Progress is a Trend Line

This morning in my attempt to get back into running I did the first day of the couch to 5k program. It didn't feel great. When I think about where I was this time last year it felt really bad. But then I remembered how I was when I did the first day of C25K the first time. That made me feel better. I might not be able to run 10km at the moment (or probably even 5km) but I am much much better than I was when I started.

Progress is often like this. We expect it to be linear and consistent, but it so rarely is. The important thing with progress is to study the trend, not the individual moments in time.

I see the events in the US and it feels  hopeless and insurmountable. How do we find ourselves in this position yet again? How has there not been any progress made?

Then I remember our visit to the Civil Rights Museum in Memphis two years ago. I remember being confronted with just how bad things were. It wasn't just the slavery, it was the attempted annihilation of a whole cultural identity. This didn't disappear with the end of the civil war, the oppression and treatment as sub-class citizens persisted to modern times. The sixties were almost like another civil war, with bombings of buses, forced segregation and all sorts of atrocities that were openly accepted, if not enabled, by people in positions of power. All based on a collective societal view of white supremacy.
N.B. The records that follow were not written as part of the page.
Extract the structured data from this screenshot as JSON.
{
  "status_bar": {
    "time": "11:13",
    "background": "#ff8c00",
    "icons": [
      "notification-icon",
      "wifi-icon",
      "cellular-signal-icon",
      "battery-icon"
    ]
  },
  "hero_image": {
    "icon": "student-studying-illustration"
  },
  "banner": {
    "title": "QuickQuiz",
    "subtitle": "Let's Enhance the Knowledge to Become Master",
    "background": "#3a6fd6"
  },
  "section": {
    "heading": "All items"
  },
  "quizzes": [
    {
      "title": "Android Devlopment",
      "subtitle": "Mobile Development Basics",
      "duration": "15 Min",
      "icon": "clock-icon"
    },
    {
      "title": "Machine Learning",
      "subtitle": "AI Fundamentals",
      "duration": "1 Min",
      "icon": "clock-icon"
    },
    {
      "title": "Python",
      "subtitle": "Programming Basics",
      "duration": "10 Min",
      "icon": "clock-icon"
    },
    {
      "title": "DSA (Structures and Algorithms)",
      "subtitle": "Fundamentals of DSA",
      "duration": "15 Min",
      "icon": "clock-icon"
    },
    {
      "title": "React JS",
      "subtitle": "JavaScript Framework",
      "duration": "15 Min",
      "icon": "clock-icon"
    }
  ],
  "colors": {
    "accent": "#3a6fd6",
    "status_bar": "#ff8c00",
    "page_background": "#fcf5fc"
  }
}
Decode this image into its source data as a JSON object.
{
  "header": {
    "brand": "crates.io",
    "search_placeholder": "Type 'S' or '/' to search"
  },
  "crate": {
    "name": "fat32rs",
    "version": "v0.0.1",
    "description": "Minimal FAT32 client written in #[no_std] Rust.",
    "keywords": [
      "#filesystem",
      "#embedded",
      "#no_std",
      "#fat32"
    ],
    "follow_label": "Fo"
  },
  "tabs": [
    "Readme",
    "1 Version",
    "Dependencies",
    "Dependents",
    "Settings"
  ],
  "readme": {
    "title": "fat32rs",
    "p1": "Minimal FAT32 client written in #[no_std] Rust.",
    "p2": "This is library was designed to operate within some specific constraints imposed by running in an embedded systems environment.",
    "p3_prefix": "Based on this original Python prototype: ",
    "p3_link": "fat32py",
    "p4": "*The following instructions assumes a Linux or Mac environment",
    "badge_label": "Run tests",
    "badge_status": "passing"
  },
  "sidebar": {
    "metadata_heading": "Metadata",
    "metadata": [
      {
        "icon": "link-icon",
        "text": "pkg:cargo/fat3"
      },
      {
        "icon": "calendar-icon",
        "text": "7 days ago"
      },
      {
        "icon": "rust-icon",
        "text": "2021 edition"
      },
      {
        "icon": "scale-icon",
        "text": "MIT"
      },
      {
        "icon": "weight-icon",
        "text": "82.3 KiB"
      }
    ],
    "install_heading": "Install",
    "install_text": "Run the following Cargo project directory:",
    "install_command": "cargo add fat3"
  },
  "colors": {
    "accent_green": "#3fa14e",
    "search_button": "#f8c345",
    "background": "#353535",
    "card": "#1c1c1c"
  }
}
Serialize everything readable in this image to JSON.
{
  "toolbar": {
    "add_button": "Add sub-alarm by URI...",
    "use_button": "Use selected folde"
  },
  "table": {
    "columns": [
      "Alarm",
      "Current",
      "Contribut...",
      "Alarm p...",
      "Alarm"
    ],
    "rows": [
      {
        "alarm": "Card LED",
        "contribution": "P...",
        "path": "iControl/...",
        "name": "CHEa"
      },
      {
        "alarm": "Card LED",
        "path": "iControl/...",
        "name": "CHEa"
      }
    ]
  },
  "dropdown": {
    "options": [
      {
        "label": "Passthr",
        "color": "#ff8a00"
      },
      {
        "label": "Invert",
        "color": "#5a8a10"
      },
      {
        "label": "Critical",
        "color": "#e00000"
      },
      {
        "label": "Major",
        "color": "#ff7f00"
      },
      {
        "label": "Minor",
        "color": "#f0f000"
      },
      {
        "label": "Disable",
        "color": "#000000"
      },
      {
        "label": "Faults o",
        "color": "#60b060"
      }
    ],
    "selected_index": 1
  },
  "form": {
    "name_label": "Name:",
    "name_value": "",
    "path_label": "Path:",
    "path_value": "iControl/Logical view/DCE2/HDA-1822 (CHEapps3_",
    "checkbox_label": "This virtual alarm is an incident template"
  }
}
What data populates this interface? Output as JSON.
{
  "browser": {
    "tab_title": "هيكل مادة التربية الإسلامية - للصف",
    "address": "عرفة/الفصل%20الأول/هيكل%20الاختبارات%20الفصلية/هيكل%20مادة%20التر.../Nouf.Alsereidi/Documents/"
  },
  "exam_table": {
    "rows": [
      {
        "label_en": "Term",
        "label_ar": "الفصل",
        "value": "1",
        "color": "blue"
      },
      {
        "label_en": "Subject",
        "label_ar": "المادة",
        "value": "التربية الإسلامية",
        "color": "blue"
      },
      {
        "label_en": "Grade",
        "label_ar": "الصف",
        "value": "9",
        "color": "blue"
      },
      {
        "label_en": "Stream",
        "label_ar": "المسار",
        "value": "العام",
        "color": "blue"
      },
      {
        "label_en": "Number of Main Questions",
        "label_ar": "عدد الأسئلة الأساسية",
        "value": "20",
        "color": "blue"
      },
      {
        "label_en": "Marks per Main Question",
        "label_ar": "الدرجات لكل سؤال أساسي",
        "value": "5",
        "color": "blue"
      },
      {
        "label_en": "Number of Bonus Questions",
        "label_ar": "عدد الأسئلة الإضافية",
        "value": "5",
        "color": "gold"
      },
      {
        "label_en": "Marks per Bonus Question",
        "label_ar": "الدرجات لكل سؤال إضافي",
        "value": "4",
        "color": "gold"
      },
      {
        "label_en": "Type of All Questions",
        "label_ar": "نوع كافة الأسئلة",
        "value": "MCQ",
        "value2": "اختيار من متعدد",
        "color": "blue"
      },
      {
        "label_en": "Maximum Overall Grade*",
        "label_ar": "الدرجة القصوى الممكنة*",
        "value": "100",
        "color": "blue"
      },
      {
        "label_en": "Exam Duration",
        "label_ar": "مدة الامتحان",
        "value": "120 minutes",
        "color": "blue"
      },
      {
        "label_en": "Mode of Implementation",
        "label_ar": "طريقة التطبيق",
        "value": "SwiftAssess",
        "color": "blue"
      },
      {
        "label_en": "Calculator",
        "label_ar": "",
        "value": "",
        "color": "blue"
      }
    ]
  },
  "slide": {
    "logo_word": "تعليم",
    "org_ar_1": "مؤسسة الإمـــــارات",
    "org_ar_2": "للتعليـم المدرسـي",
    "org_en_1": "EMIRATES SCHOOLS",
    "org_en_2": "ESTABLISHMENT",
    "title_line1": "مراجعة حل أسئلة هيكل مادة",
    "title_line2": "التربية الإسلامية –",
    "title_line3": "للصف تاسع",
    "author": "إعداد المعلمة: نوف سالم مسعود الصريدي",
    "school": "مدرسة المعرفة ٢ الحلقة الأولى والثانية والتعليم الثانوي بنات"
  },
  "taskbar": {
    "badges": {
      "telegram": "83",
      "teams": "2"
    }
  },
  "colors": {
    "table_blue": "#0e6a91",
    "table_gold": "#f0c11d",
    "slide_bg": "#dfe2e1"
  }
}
When I hear that term it conjures up images of neo nazis and people with criminal behaviour. Romper Stomper. Bad people. But I suppose they're just the most extreme examples. When I think about it more deeply, less personally perhaps, I can see a different perspective. I can see just how much our society is geared toward meeting the needs of white people. How I've benefited from that. And I can see that when we prioritise the needs of one group over another, even if its not intentional, we diminish the needs of the other.

My views on racism have matured a lot over recent years. Some of it a result of actively pursuing greater cultural awareness, but some of it because our society has also matured. Last week, my six year old daughter came home from school telling me all about Sorry Day and Reconciliation Week. Years earlier she taught me how to count in the language of the Kaurna people and how to recite the acknowledgement of country. When I was at school, we didn't talk about the Kaurna people at all. I didn't know I had friends with parents from the Stolen Generation until I was an adult. I don't think some of them knew. There was such shame and stigma associated with it that it didn't even get talked about. That wasn't so long ago.

We see events like the death of George Floyd and riots in the US, or Rio Tinto bombing a sacred Aboriginal site and it feels like no progress is being made. We judge society by the worst that happens, because just one incident like these is too many. But we need to remember that we are making progress. It might not feel like it at times, but we are. And we need to keep working at it.